Good news on the email front this week, at least according to a study released by Forrester Research called “E-Mail Marketing Comes of Age.” The report notes that email is now ubiquitous with 97% of all consumers, and 94% of marketers using email. This is up from a CMO Magazine study a year ago that stated 72% of marketers are using email as a marketing channel.
Click-through rates have remained steady, about 5%, for the last four years, but those who do click through are the kind of customers marketers, especially retailers, are looking for. Those who buy products marketed through email spend 138% more than those who are non-readers of email marketing. And an astounding 50% of those who open and read email marketing messages are more likely to purchase impulse items once they get to the site.
For word-of-mouth marketers, the study shows that three out of five people who forward email messages to friends are women, and that one-third of consumers who maintain a separate email address to receive email promotions are in the 18-34 year old range.

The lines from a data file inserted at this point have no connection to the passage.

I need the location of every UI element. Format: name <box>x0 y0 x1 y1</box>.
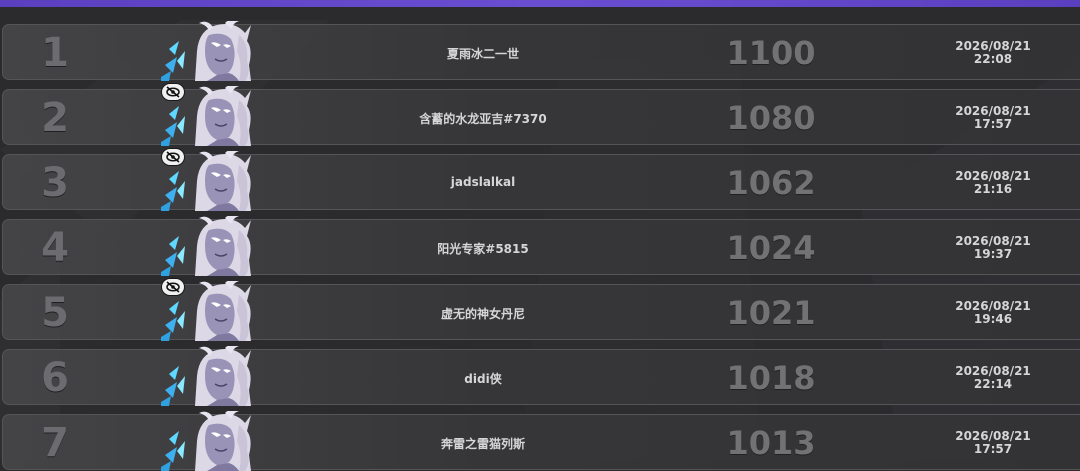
eye-slash-icon <box>161 83 185 101</box>
record-datetime: 2026/08/21 22:08 <box>933 40 1053 66</box>
player-name: 阳光专家#5815 <box>437 242 529 256</box>
rank-number: 5 <box>41 290 69 336</box>
player-avatar <box>159 21 255 81</box>
player-score: 1018 <box>726 359 816 397</box>
record-datetime: 2026/08/21 19:37 <box>933 235 1053 261</box>
leaderboard-row[interactable]: 2 含蓄的水龙亚吉#7370 1080 2026/08/21 17:57 <box>2 83 1080 146</box>
player-name: 奔雷之雷猫列斯 <box>440 437 525 451</box>
rank-number: 7 <box>41 420 69 466</box>
eye-slash-icon <box>161 278 185 296</box>
player-name: 夏雨冰二一世 <box>446 47 519 61</box>
rank-number: 6 <box>41 355 69 401</box>
rank-number: 3 <box>41 160 69 206</box>
player-name: didi侠 <box>464 372 502 386</box>
record-time: 22:08 <box>973 52 1013 66</box>
record-datetime: 2026/08/21 19:46 <box>933 300 1053 326</box>
player-avatar <box>159 346 255 406</box>
record-time: 19:46 <box>973 312 1013 326</box>
player-avatar <box>159 411 255 471</box>
player-name: 含蓄的水龙亚吉#7370 <box>419 112 547 126</box>
leaderboard-row[interactable]: 4 阳光专家#5815 1024 2026/08/21 19:37 <box>2 216 1080 276</box>
player-name: jadslalkal <box>450 175 516 189</box>
rank-number: 1 <box>41 30 69 76</box>
record-time: 21:16 <box>973 182 1013 196</box>
player-score: 1100 <box>726 34 816 72</box>
player-name: 虚无的神女丹尼 <box>440 307 525 321</box>
rank-number: 4 <box>41 225 69 271</box>
record-time: 17:57 <box>973 117 1013 131</box>
leaderboard-row[interactable]: 1 夏雨冰二一世 1100 2026/08/21 22:08 <box>2 21 1080 81</box>
record-datetime: 2026/08/21 17:57 <box>933 430 1053 456</box>
record-datetime: 2026/08/21 17:57 <box>933 105 1053 131</box>
player-score: 1062 <box>726 164 816 202</box>
record-time: 19:37 <box>973 247 1013 261</box>
player-score: 1024 <box>726 229 816 267</box>
rank-number: 2 <box>41 95 69 141</box>
record-datetime: 2026/08/21 22:14 <box>933 365 1053 391</box>
record-datetime: 2026/08/21 21:16 <box>933 170 1053 196</box>
leaderboard-row[interactable]: 6 didi侠 1018 2026/08/21 22:14 <box>2 346 1080 406</box>
record-time: 17:57 <box>973 442 1013 456</box>
leaderboard-row[interactable]: 5 虚无的神女丹尼 1021 2026/08/21 19:46 <box>2 278 1080 341</box>
player-score: 1013 <box>726 424 816 462</box>
leaderboard-row[interactable]: 3 jadslalkal 1062 2026/08/21 21:16 <box>2 148 1080 211</box>
player-score: 1021 <box>726 294 816 332</box>
leaderboard-row[interactable]: 7 奔雷之雷猫列斯 1013 2026/08/21 17:57 <box>2 411 1080 471</box>
record-time: 22:14 <box>973 377 1013 391</box>
player-score: 1080 <box>726 99 816 137</box>
player-avatar <box>159 216 255 276</box>
eye-slash-icon <box>161 148 185 166</box>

So what does this mean to the marketer in general? I think it comes as no surprise to anyone working in the email marketing industry that email works. We’ve all known it for quite a while. So the value of the Forrester study is not to those working in the trenches. The value of a study such as this is ammunition for email marketers to educate upper management about the importance of this channel in reaching their customer base.
The biggest threat to email marketing is not spam, or delivery, or open rates, or click-throughs. The biggest threat is the lack of education of upper management on the importance of email as a marketing channel. If you are a retailer, especially, not to have a comprehensive email marketing plan in place is like leaving diamonds on the sidewalk.
And now that we have our “email marketing” quota for today’s article done, it is time for a little rare off-topic discussion. My family just may be the canary in the coal mine for a new trend: the return of radio as a family entertainment. Here is what I mean: I was the first guy in my neighborhood two weeks ago to buy an AppleTV. For those who do not know what this device is, it is an elegantly designed unit from the folks at Apple that connects to your stereo and wide- screen TV and streams all your media from your computer into your living room. I originally purchased it in order to stream my extensive music collection through my big magneplanar stereo speakers. I did try out the “TV” portion by downloading “Terminator 2” and an episode of the old Alfred Hitchcock show, and it worked great: the Terminator movie looked just like a DVD.
But the real eye-opener was this: my family sat around all Saturday morning listening to podcasts from our favorite NPR programs. We literally sat around the TV, looking at the screen saver while listening to “Fresh Air,” “This American Life,” and “Sound Check.” The next night my son and I were listening to podcasts of two interviews with authors and we were debating the relative merits of each one’s philosophy. And it was FUN.
Podcasts and iPods have always been a solitary experience. But the new AppleTV suddenly places radio content front and center in the family entertainment area. Looking at my 13-year-old, my 16-year-old, and my wife sitting in our individual Barcaloungers (yeah, I know -- we’re sick) staring out into space and listening to the radio, I thought – Is there a golden age of radio in our future?
Every new device represents the possibility of a wave change that marketers should be aware of. AppleTV may represent a tsunami.